La mission Racine a bouleversé le trait de côte et notamment notre littoral avec la création d'une vingtaine de stations avec des ports de plaisance. 30 000 anneaux, d'énormes investissements. Il était important, aujourd'hui, avec l'attractivité de notre région, je rappelle, 55 000 habitants par an, 5 millions de touristes sur nos côtes, de réfléchir à une structuration et donc le Plan Littoral 21 est né avec la volonté politique de Carole Delga, signé avec le 1er ministre, copiloté avec la Caisse des dépôts et consignations. Il s'agit de travailler sur 3 axes stratégiques. Le 1er, sur la résilience écologique, de faire une vraie vitrine, donc française. Le 2e axe, on est sur l'économie, l'économie qui irrigue le territoire. Et puis le 3e, on est sur cette notion de bien vivre ensemble. Donc, de la cohésion sociale sur un territoire qui avait besoin de retrouver un peu quelques vertus. Les enjeux sont multiples, mais j'en prendrai 2 ou 3. 

Ils sont liés aux changements climatiques, c'est l'érosion et la submersion marine au niveau des PPRL. Et puis, bien sûr, de pouvoir apporter une vraie réponse dans le cadre de la stratégie que nous portons, mais également que porte les services de l'État sur la stratégie de la mer et du littoral. Là, nous sommes sur les enjeux de compléter ce qui, aujourd'hui, a été fait dans les stations. Mais en tenant compte de cette biodiversité très fragile, 40 000ha de lagune. Donc il faut vraiment que le Plan Littoral 21 soit adapté à cette offre. Les 2 exemples qui me viennent à l'esprit, donc le 1er, c'est le grand Castelou. C'est une grande demeure appartenant au Conservatoire. Narbonne porte ce projet, aidée par les collectivités, d'en faire une référence en termes de maison de biodiversité. Également une maison du Parc naturel de la Narbonnaise. Et puis un 2e enjeu sur l'habitat. Comment apporter un habitat nouveau qui peut avoir, demain, une signature nouvelle et qui pourrait être identifié à notre région Occitanie ? 

Le littoral est un élément-clé de l'attractivité et de l'identité de la région Occitanie. Les 215km de rivages régionaux sont soumis à une forte érosion.
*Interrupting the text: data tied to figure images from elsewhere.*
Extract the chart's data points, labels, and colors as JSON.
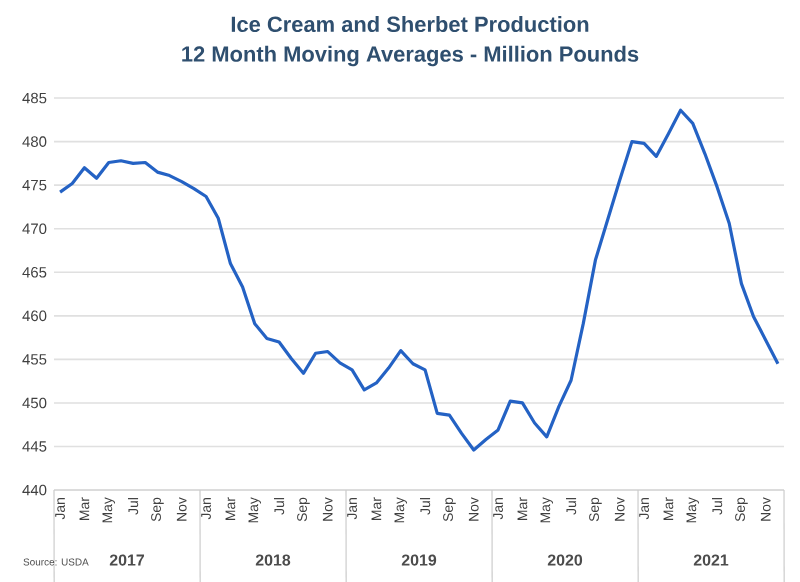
{
  "chart_data": {
    "type": "line",
    "title": "Ice Cream and Sherbet Production",
    "subtitle": "12 Month Moving Averages - Million Pounds",
    "categories": [
      "Jan",
      null,
      "Mar",
      null,
      "May",
      null,
      "Jul",
      null,
      "Sep",
      null,
      "Nov",
      null,
      "Jan",
      null,
      "Mar",
      null,
      "May",
      null,
      "Jul",
      null,
      "Sep",
      null,
      "Nov",
      null,
      "Jan",
      null,
      "Mar",
      null,
      "May",
      null,
      "Jul",
      null,
      "Sep",
      null,
      "Nov",
      null,
      "Jan",
      null,
      "Mar",
      null,
      "May",
      null,
      "Jul",
      null,
      "Sep",
      null,
      "Nov",
      null,
      "Jan",
      null,
      "Mar",
      null,
      "May",
      null,
      "Jul",
      null,
      "Sep",
      null,
      "Nov",
      null
    ],
    "series": [
      {
        "color": "#2462c4",
        "values": [
          474.2,
          475.2,
          477.0,
          475.8,
          477.6,
          477.8,
          477.5,
          477.6,
          476.5,
          476.1,
          475.4,
          474.6,
          473.7,
          471.2,
          466.0,
          463.3,
          459.1,
          457.4,
          457.0,
          455.1,
          453.4,
          455.7,
          455.9,
          454.6,
          453.8,
          451.5,
          452.3,
          454.0,
          456.0,
          454.5,
          453.8,
          448.8,
          448.6,
          446.5,
          444.6,
          445.8,
          446.9,
          450.2,
          450.0,
          447.7,
          446.1,
          449.6,
          452.6,
          459.1,
          466.4,
          471.0,
          475.6,
          480.0,
          479.8,
          478.3,
          480.9,
          483.6,
          482.1,
          478.6,
          474.8,
          470.6,
          463.7,
          459.9,
          457.2,
          454.5
        ]
      }
    ],
    "ylim": [
      440,
      485
    ],
    "yticks": [
      440,
      445,
      450,
      455,
      460,
      465,
      470,
      475,
      480,
      485
    ],
    "grid": "y",
    "marker": "none",
    "line_style": "solid",
    "annotations": [
      "2017",
      "2018",
      "2019",
      "2020",
      "2021",
      "Source: USDA"
    ]
  }
}
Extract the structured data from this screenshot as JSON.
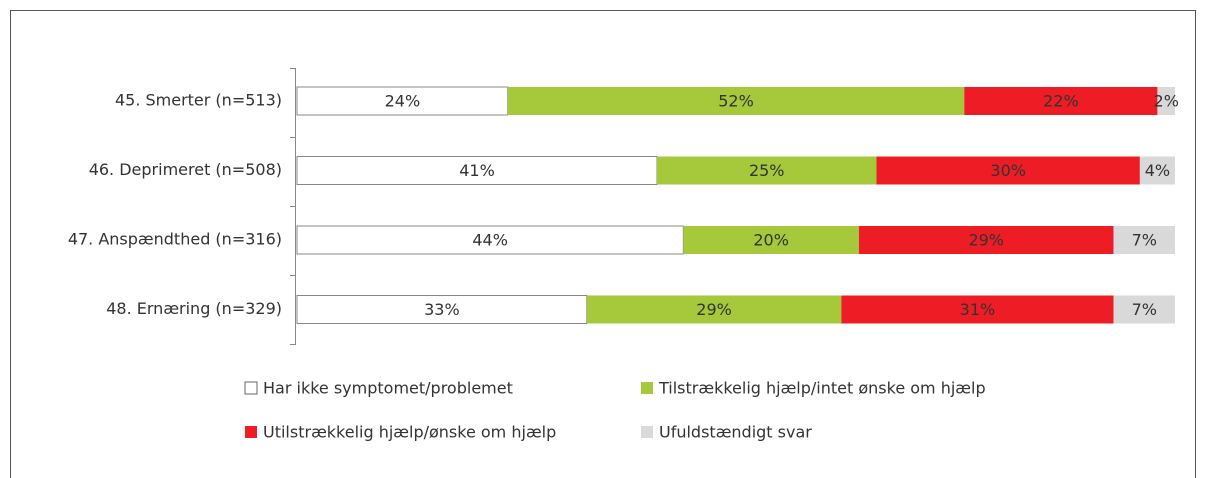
{
  "chart_data": {
    "type": "bar",
    "orientation": "horizontal",
    "stacked": true,
    "categories": [
      "45. Smerter (n=513)",
      "46. Deprimeret (n=508)",
      "47. Anspændthed (n=316)",
      "48. Ernæring (n=329)"
    ],
    "series": [
      {
        "name": "Har ikke symptomet/problemet",
        "color": "#ffffff",
        "values": [
          24,
          41,
          44,
          33
        ],
        "value_labels": [
          "24%",
          "41%",
          "44%",
          "33%"
        ]
      },
      {
        "name": "Tilstrækkelig hjælp/intet ønske om hjælp",
        "color": "#a5c93a",
        "values": [
          52,
          25,
          20,
          29
        ],
        "value_labels": [
          "52%",
          "25%",
          "20%",
          "29%"
        ]
      },
      {
        "name": "Utilstrækkelig hjælp/ønske om hjælp",
        "color": "#ee1c25",
        "values": [
          22,
          30,
          29,
          31
        ],
        "value_labels": [
          "22%",
          "30%",
          "29%",
          "31%"
        ]
      },
      {
        "name": "Ufuldstændigt svar",
        "color": "#d9d9d9",
        "values": [
          2,
          4,
          7,
          7
        ],
        "value_labels": [
          "2%",
          "4%",
          "7%",
          "7%"
        ]
      }
    ],
    "legend": "bottom"
  }
}
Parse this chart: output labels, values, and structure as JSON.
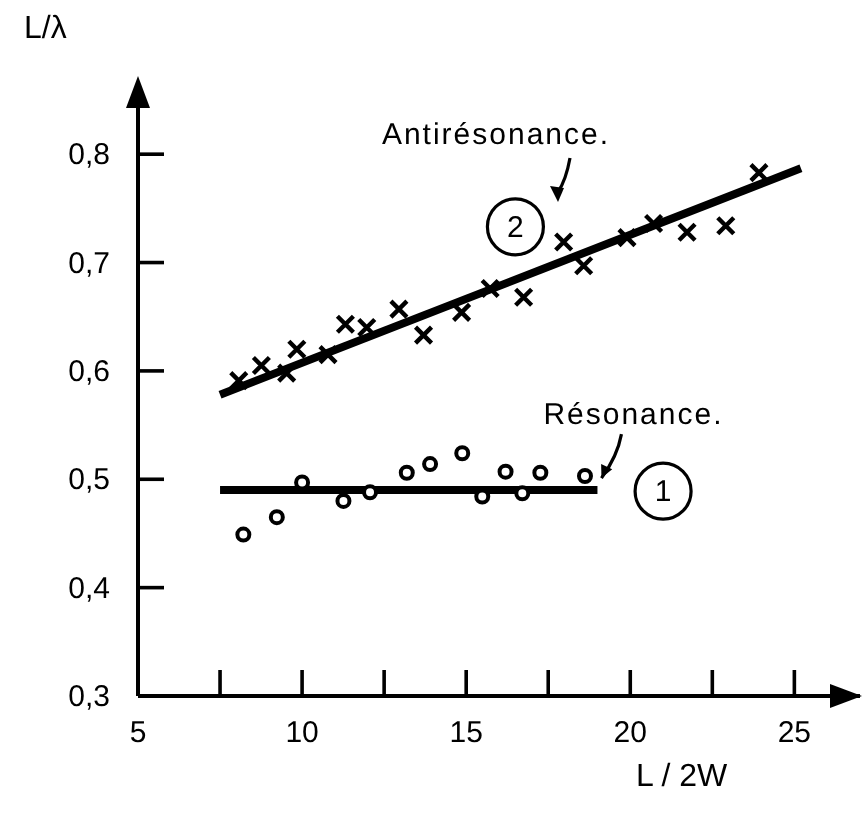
{
  "chart_data": {
    "type": "scatter",
    "xlabel": "L / 2W",
    "ylabel": "L/λ",
    "xlim": [
      5,
      27
    ],
    "ylim": [
      0.3,
      0.85
    ],
    "xticks": [
      5,
      {
        "value": 7.5,
        "label": null
      },
      10,
      {
        "value": 12.5,
        "label": null
      },
      15,
      {
        "value": 17.5,
        "label": null
      },
      20,
      {
        "value": 22.5,
        "label": null
      },
      25
    ],
    "yticks": [
      {
        "value": 0.3,
        "label": "0,3"
      },
      {
        "value": 0.4,
        "label": "0,4"
      },
      {
        "value": 0.5,
        "label": "0,5"
      },
      {
        "value": 0.6,
        "label": "0,6"
      },
      {
        "value": 0.7,
        "label": "0,7"
      },
      {
        "value": 0.8,
        "label": "0,8"
      }
    ],
    "series": [
      {
        "marker": "cross",
        "color": "#000000",
        "x": [
          8.07,
          8.76,
          9.53,
          9.84,
          10.79,
          11.32,
          11.97,
          12.95,
          13.7,
          14.86,
          15.73,
          16.75,
          17.97,
          18.58,
          19.9,
          20.71,
          21.73,
          22.91,
          23.92
        ],
        "values": [
          0.591,
          0.605,
          0.598,
          0.62,
          0.615,
          0.643,
          0.64,
          0.657,
          0.633,
          0.654,
          0.676,
          0.668,
          0.719,
          0.697,
          0.723,
          0.736,
          0.728,
          0.734,
          0.783
        ]
      },
      {
        "type": "line",
        "marker": "none",
        "color": "#000000",
        "x": [
          7.5,
          25.2
        ],
        "values": [
          0.578,
          0.787
        ]
      },
      {
        "marker": "circle",
        "color": "#000000",
        "x": [
          8.21,
          9.23,
          10.0,
          11.26,
          12.07,
          13.19,
          13.9,
          14.88,
          15.49,
          16.2,
          16.71,
          17.26,
          18.62
        ],
        "values": [
          0.449,
          0.465,
          0.497,
          0.48,
          0.488,
          0.506,
          0.514,
          0.524,
          0.484,
          0.507,
          0.487,
          0.506,
          0.503
        ]
      },
      {
        "type": "line",
        "marker": "none",
        "color": "#000000",
        "x": [
          7.5,
          19.0
        ],
        "values": [
          0.49,
          0.49
        ]
      }
    ],
    "annotations": [
      "Antirésonance.",
      {
        "text": "2",
        "x": 16.5,
        "y": 0.733
      },
      {
        "text": "Résonance.",
        "x": 19.0,
        "y": 0.49
      },
      {
        "text": "1",
        "x": 21.0,
        "y": 0.489
      }
    ]
  }
}
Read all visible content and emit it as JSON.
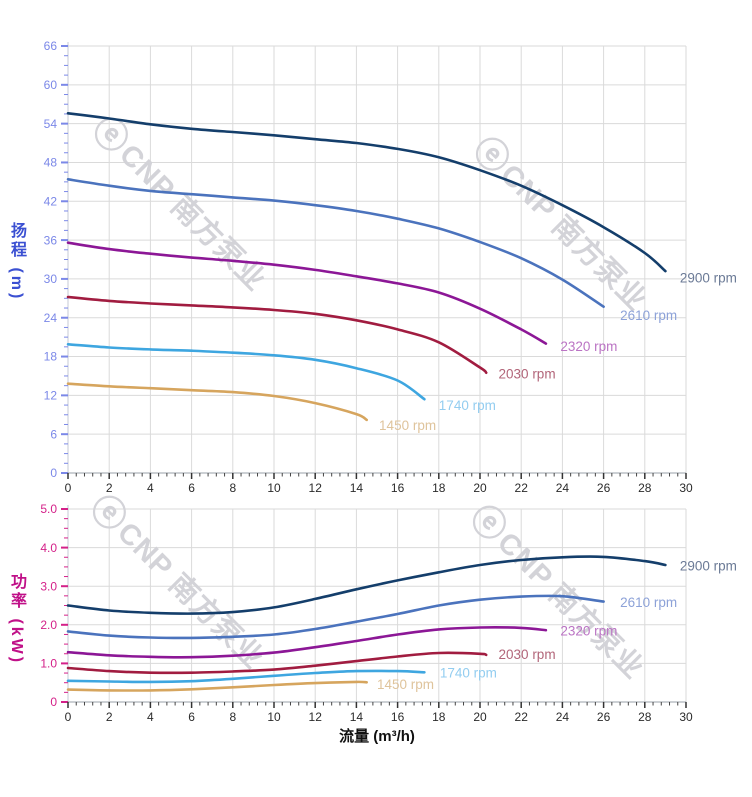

La diversité des usages doit être protégée, surtout l'aquaculture, la préservation des espaces naturels comme les lagunes, les propriétés du Conservatoire du littoral ou le parc marin du Golfe du Lion. Les questions d'occupation de la bande côtière, fragile et convoitée, doivent bénéficier d'une approche plus globale dans un souci d'adaptation des usages des espaces littoraux face aux risques d'érosion, mais aussi de submersion. 

Le littoral est un espace dynamique, vivant. Il est parfois modifié de façon spectaculaire après une tempête. Face aux phénomènes d'érosion du trait de côte et de submersion marine, il n'y a pas de solution miracle. Nous devons renforcer notre connaissance du fonctionnement du littoral. L'observation des phénomènes doit nous aider à construire, à l'échelle locale, des solutions adaptées qui prennent en compte les enjeux humains, économiques et le patrimoine naturel. 

Longtemps, on a pensé que se protéger de la mer était une solution pérenne. Aujourd'hui, on a compris que c'était une solution transitoire. Il faut penser autrement le territoire et imaginer une adaptation des usages. Donc une recomposition des espaces littoraux face aux risques d'érosion et de submersion. Agissons aujourd'hui pour préserver l'attractivité et le cadre de vie du littoral de demain.